Un personaje ha pasado a la historia a través de las exploraciones polares como el jefe expedicionario más capaz de todos los tiempos. Si atendemos a la categoría de sus contemporáneos: Amundsen, Scott y Nansen, la figura legendaria de Ernest Shackleton se agiganta de una manera épica. Imaginemos a Whimper, Bonatti y Messner coincidiendo en el tiempo y a un cuarto alpinista que les sacara medio cuerpo de ventaja.



De él, sentenció el geólogo Raymond Priestley que tuvo la suerte impagable de conocerlos a todos:
“Como jefe de una expedición científica yo elegiría a Scott, para un raid más rápido y eficaz a Amundsen; pero en medio de la adversidad, cuando no ves salida, reza para que te envíen a Shackleton.”
Ernest Henry Shackleton nació en Irlanda en 1874, de ascendencia Inglesa, desde temprana edad prendió en su espíritu la pasión por el Océano. Muy joven, con apenas 24 años estaba en condiciones de mandar cualquier navío de la época.
En la Expedición Nacional Antártica de 1901, comandada por Scott, partió como oficial a bordo del buque Discovery. El invierno de 1902 acampan en la punta Hut de la isla de Ross.

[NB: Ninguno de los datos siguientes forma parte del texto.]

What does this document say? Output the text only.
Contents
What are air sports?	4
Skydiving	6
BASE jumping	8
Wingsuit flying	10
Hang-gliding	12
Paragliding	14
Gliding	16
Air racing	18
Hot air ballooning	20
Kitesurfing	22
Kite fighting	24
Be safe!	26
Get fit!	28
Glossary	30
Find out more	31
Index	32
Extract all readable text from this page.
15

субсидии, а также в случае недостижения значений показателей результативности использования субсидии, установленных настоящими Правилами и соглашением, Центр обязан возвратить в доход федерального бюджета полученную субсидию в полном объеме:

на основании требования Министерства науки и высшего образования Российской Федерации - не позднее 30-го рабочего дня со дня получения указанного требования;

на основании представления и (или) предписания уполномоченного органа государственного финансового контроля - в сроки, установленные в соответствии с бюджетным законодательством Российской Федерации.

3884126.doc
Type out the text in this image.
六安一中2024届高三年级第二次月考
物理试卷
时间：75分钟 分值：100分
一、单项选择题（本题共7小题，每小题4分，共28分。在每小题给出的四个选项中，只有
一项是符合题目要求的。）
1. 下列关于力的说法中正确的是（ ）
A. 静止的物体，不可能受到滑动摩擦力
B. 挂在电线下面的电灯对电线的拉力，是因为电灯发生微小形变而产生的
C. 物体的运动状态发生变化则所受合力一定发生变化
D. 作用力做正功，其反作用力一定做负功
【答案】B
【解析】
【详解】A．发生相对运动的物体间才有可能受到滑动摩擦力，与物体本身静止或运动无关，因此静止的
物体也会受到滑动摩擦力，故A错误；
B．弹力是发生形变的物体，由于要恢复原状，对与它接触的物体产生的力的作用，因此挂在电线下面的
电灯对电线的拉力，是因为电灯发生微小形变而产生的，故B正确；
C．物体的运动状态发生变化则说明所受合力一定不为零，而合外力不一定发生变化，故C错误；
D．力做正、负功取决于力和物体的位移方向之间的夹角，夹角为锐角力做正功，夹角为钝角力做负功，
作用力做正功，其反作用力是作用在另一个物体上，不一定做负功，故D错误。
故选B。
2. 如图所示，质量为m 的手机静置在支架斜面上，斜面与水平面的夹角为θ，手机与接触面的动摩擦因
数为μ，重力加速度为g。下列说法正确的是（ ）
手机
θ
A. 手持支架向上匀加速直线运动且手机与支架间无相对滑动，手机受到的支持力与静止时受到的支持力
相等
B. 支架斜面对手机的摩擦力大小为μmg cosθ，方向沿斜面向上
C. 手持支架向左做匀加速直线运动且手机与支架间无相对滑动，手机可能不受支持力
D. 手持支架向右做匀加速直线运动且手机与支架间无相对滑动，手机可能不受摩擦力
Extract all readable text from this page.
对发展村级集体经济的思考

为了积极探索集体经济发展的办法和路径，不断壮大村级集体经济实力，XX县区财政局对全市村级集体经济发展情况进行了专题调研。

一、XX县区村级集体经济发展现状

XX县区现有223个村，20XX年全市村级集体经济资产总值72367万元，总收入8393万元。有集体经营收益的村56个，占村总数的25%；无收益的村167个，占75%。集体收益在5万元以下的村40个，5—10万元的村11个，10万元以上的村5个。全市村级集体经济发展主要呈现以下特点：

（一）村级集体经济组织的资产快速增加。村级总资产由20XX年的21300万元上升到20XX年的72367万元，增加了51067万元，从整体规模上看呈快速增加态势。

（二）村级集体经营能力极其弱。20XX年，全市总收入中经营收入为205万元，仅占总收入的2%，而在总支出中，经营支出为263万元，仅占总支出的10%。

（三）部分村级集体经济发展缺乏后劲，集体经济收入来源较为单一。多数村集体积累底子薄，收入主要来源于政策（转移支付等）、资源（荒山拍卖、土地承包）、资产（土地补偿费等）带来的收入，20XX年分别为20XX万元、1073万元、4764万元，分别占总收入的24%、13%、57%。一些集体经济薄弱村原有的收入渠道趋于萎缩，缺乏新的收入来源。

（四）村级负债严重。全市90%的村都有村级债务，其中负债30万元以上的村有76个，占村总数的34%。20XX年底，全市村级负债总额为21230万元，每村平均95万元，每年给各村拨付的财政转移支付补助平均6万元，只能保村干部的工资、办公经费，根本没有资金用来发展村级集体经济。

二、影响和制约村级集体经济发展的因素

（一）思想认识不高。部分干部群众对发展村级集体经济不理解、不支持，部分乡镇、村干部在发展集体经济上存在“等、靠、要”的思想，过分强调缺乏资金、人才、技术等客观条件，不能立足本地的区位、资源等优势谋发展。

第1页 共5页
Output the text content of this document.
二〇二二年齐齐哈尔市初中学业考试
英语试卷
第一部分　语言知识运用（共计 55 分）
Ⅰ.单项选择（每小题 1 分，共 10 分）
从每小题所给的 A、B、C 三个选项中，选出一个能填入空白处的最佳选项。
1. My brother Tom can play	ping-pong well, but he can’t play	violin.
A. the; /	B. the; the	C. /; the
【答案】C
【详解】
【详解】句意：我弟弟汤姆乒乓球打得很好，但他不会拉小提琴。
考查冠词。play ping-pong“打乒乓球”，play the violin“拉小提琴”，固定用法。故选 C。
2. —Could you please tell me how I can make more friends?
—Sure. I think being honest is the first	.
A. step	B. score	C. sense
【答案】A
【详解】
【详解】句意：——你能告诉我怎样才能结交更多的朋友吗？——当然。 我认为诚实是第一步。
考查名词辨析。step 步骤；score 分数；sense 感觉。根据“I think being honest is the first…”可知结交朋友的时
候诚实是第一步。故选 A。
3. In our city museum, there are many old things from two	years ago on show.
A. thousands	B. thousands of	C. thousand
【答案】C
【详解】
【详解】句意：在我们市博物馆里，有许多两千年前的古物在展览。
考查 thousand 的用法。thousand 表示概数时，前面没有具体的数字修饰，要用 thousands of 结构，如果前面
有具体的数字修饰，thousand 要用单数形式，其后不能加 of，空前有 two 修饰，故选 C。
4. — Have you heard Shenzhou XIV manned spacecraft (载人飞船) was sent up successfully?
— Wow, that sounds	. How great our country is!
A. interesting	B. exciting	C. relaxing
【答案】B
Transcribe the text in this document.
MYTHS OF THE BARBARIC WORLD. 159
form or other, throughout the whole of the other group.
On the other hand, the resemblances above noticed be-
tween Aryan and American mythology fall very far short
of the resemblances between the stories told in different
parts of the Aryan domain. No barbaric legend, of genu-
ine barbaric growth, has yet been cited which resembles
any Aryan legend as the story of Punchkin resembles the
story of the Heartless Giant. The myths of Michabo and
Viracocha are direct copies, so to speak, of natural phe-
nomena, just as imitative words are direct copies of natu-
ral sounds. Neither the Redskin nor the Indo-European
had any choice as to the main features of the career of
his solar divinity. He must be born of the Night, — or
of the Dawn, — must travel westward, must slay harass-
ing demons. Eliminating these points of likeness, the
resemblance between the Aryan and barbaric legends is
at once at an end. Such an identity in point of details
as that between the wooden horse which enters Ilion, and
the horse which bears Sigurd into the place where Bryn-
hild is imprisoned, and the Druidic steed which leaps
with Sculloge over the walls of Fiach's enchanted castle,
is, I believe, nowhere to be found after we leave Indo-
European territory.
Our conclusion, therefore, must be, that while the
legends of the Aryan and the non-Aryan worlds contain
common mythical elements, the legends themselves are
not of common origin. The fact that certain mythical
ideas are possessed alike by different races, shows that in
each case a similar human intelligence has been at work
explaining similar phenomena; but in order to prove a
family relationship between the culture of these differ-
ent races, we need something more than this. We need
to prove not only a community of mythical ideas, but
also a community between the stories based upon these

El Discovery. Actualmente anclado en el puerto escocés de Dundee

A principios del verano Austral, en noviembre, parten hacia el polo sur Scott, Wilson y Shackleton. En esta ocasión, utilizan perros para el avance a pesar de la oposición de Scott a estas prácticas; recordemos que a medida que los pobres animales se deterioraban, eran empleados como alimento por parte de los expedicionarios.


...................................Robert Falcon Scott


Aproximadamente un mes después en la latitud 82º 17´ a unos 1200Km del objetivo, Scott decide regresar a la base, atormentados por el hambre y el mal estado del propio Shackleton, enfermo de escorbuto. Ante el agravamiento del estado de salud del oficial y a pesar de sus deseos, es repatriado a bordo del buque de apoyo Morning. El comandante Scott permaneció invernando un año más en la bahía McMurdo, con el Discovery atrapado entre los hielos. Consigue liberarlo a base de explosivos, regresando a Inglaterra dónde es recibido como un héroe.
Años después, en la empresa de 1912, que acabó a su regreso del polo Sur con la muerte de Scott, Wilson, Bowers, Oates y Evans a unas pocas millas de un depósito de víveres, se achacó parte del trágico desenlace a la decisión por parte de Scott de utilizar poneys y trineos a motor que fallaron estrepitosamente. En mi opinión, tanta o más influencia hubo de tener el terrible varapalo a la moral de estos hombres al perder la carrera con "El Lobo"Amundsen.


En el fondo subyace una cuestión: Amundsen era un profesional de los hielos y al igual que el gran Nansen podían ambos pasar por inuits. Scott, a pesar de su fortaleza y valentía era un amateur en esos territorios.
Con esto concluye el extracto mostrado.